Up at Oxford, wrapped in slumber,
Sits a parrot, and a number
Of enormous dictionaries
On the tables and the floor
Are the treasures which surround him.
He was dozing when I found him,
But he opened one eye slowly,
Saying “Food will cost you more.

And I said: “Your classic knowledge
Is a credit to your college;
In an Æschylean chorus 2
None deny that you can score;
Make some sensible suggestion
On the vexed Homeric question. 3
But don’t touch that other problem
Of ‘Your food will cost you more.

“Spend your time on quaint optatives, 4
Doubtful readings, ethic datives; 5
Bear in mind that well-known tag, ‘Ne
Ultra crepidam sutor.’ 6
For your grip of fiscal matters
Would disgrace the maddest hatters,
As is shown by your contention
That Our food will cost us more.”

But my arguments were fruitless,
My ingenious logic bootless;
All my kindly-meant remonstrance
He continued to ignore.
So at last I ceased to pester,
And, resuming his siesta,
He then closed our conversation
With “Your food will cost you more.



It is not clear whether this derived from a specific news report or was an inference drawn from the election, on 31 October 1903, of a new Chancellor of Oxford University. Only two nominations had been submitted for the vacant chancellorship, both on behalf of confirmed free traders, Viscount Goschen and Lord Rosebery, and, after Rosebery indicated his unwillingness to stand, Goschen—a vice-president of the Unionist Free Food League—was elected unopposed.


Æschylus (c. 522–455 BC) was a Greek playwright; although he is thought to have written between 70 and 90 plays, only seven have survived. The chorus was a unbiquitous feature of ancient Greek drama; it consisted of a dozen to several dozen members who, acting collectively, never individually, provided a commentary on the actions, thoughts and motives of the principal characters, either to further the understanding of the audience or to inform other characters in the the play. As a classical scholar, Wodehouse would have been well-acquainted with the works of Æschylus.


The ‘Homeric question’ refers to the debate among classical scholars as to whether ‘Homer’ was an historic personage and, if so, whether he was the author of the Iliad and Odyssey, two of the oldest works of Western literature. The debate was particularly vigorous during the second half of the 19th century.


In the grammar of Ancient Greek, the optative is a verb mood, used to express wishes and future possibilities. The English language has no optative mood and instead uses modal verbs—eg ‘can’, ‘shall’, ‘will’—as in the expressions “Would that I could . . .” and “I would be pleased to . . .”.

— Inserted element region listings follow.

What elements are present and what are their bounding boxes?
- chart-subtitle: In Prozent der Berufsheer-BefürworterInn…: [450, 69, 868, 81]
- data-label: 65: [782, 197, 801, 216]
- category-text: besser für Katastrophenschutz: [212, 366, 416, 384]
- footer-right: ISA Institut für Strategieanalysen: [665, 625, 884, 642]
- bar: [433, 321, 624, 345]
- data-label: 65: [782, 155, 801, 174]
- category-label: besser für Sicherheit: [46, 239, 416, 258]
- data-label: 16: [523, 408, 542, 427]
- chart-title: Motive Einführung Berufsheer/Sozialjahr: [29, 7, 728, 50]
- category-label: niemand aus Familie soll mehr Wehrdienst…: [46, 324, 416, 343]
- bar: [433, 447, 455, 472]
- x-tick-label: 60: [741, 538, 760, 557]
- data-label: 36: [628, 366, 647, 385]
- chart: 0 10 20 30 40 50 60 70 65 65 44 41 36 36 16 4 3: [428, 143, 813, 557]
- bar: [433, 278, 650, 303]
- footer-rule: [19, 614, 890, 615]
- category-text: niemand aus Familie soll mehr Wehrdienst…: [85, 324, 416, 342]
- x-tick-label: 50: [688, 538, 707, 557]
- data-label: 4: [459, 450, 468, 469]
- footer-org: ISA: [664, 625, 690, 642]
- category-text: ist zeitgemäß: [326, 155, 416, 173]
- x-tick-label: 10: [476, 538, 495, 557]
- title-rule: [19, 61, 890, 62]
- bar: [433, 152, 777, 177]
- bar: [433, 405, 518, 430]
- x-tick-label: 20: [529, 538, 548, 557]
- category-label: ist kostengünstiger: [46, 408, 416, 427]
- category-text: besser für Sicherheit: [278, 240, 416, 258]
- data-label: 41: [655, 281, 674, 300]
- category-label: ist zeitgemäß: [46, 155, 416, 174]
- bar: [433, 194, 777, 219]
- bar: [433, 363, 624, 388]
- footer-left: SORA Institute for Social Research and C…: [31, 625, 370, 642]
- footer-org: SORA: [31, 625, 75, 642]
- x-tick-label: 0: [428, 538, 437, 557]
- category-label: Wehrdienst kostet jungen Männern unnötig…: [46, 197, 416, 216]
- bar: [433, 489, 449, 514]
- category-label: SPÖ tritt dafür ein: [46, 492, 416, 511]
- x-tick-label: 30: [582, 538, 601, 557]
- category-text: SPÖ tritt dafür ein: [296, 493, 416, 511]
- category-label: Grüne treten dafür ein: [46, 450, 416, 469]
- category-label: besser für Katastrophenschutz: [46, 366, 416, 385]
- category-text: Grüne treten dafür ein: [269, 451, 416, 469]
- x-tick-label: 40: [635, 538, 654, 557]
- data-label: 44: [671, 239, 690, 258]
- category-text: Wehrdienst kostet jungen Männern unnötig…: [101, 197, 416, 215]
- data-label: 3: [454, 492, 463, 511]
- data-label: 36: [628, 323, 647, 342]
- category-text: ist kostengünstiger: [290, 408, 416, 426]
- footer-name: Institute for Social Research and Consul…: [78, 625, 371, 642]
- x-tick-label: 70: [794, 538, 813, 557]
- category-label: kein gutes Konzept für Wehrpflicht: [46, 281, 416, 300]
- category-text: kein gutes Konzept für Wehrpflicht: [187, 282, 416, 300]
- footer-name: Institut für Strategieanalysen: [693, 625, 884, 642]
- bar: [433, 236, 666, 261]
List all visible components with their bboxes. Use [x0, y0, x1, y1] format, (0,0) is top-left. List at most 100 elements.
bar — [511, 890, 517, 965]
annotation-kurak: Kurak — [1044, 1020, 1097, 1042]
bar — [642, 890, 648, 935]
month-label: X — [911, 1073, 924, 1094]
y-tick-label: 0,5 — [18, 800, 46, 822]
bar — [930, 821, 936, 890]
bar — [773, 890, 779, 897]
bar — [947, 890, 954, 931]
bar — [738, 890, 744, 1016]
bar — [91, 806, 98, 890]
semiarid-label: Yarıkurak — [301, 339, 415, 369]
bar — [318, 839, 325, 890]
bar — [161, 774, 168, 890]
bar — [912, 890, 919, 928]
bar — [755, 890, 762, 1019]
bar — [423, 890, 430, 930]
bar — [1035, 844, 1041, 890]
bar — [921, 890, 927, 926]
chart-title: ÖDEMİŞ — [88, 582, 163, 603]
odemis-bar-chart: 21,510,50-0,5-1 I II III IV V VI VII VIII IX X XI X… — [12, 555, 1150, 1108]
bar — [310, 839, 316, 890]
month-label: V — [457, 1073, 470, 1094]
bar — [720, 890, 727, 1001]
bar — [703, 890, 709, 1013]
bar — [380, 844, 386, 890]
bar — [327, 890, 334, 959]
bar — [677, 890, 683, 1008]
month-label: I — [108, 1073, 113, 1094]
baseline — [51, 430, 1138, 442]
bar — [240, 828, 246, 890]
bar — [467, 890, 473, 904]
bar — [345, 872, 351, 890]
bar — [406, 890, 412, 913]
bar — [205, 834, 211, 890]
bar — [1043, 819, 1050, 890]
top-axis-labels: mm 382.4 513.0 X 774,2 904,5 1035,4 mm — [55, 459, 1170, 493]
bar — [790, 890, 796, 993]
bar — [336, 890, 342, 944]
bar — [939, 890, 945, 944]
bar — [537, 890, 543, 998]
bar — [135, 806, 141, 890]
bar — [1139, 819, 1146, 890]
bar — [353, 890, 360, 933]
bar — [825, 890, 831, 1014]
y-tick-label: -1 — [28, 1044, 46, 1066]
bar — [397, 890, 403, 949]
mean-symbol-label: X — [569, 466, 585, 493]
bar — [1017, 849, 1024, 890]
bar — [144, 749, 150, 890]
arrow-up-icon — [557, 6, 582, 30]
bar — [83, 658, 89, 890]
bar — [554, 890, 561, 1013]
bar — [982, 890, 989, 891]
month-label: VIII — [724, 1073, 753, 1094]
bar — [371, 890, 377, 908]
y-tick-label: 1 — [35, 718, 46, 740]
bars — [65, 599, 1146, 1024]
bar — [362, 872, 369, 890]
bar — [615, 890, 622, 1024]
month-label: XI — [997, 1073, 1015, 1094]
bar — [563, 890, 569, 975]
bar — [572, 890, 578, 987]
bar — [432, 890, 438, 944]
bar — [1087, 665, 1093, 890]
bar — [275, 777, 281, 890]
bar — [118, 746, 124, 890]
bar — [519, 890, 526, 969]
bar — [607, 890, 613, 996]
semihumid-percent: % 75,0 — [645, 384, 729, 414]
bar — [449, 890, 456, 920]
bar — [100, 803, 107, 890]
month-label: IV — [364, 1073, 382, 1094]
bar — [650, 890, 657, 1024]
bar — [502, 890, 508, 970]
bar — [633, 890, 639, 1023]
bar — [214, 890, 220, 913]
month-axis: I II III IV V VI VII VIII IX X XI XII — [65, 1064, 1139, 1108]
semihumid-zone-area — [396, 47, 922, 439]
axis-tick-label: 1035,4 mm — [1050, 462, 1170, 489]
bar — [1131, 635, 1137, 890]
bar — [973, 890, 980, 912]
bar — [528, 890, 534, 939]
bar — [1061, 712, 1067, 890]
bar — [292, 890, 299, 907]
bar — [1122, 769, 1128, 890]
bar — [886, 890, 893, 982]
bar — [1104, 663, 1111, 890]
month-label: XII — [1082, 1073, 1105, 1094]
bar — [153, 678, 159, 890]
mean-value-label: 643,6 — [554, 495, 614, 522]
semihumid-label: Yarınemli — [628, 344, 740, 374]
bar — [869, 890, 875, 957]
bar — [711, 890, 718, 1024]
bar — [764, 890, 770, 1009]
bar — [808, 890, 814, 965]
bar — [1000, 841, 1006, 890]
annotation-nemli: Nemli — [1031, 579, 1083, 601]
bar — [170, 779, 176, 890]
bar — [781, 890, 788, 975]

The ethic dative is another term used in Ancient Greek grammar, where it is employed almost exclusively as an inflection of a pronoun to indicate that the person or thing signified by the pronoun is of especial interest to the speaker. There is no direct English equivalent.


A Latin proverb: literally, “not above the sandal, shoemaker”, which expresses the same sentiment as the English proverb, “a cobbler should stick to his last”—or, in the less colourful phraseology of today, “people should mind their own business”.

The origin of the proverb is explained in the Naturalis Historia of the Roman author Pliny the Elder (23–79 AD). In Book 35, chapter 36, Pliny relates how an ancient Greek painter, Apelles of Kos, was in the habit of exposing his paintings to public view, while he hid from sight to listen to the criticisms of passers-by. One day, a shoemaker criticised Apelles’s depiction of a sandal because one tie-string was shorter than the other. Apelles corrected the defect and the following day the shoemaker, delighted to find that his criticism had been acted upon, began to criticise Apelles’s rendering of the leg, whereupon the indignant Apelles advised him that a shoemaker should not judge above the sandal (ne supra crepidam sutor iudicaret), a piece of advice which, Pliny observed, had become a proverbial saying.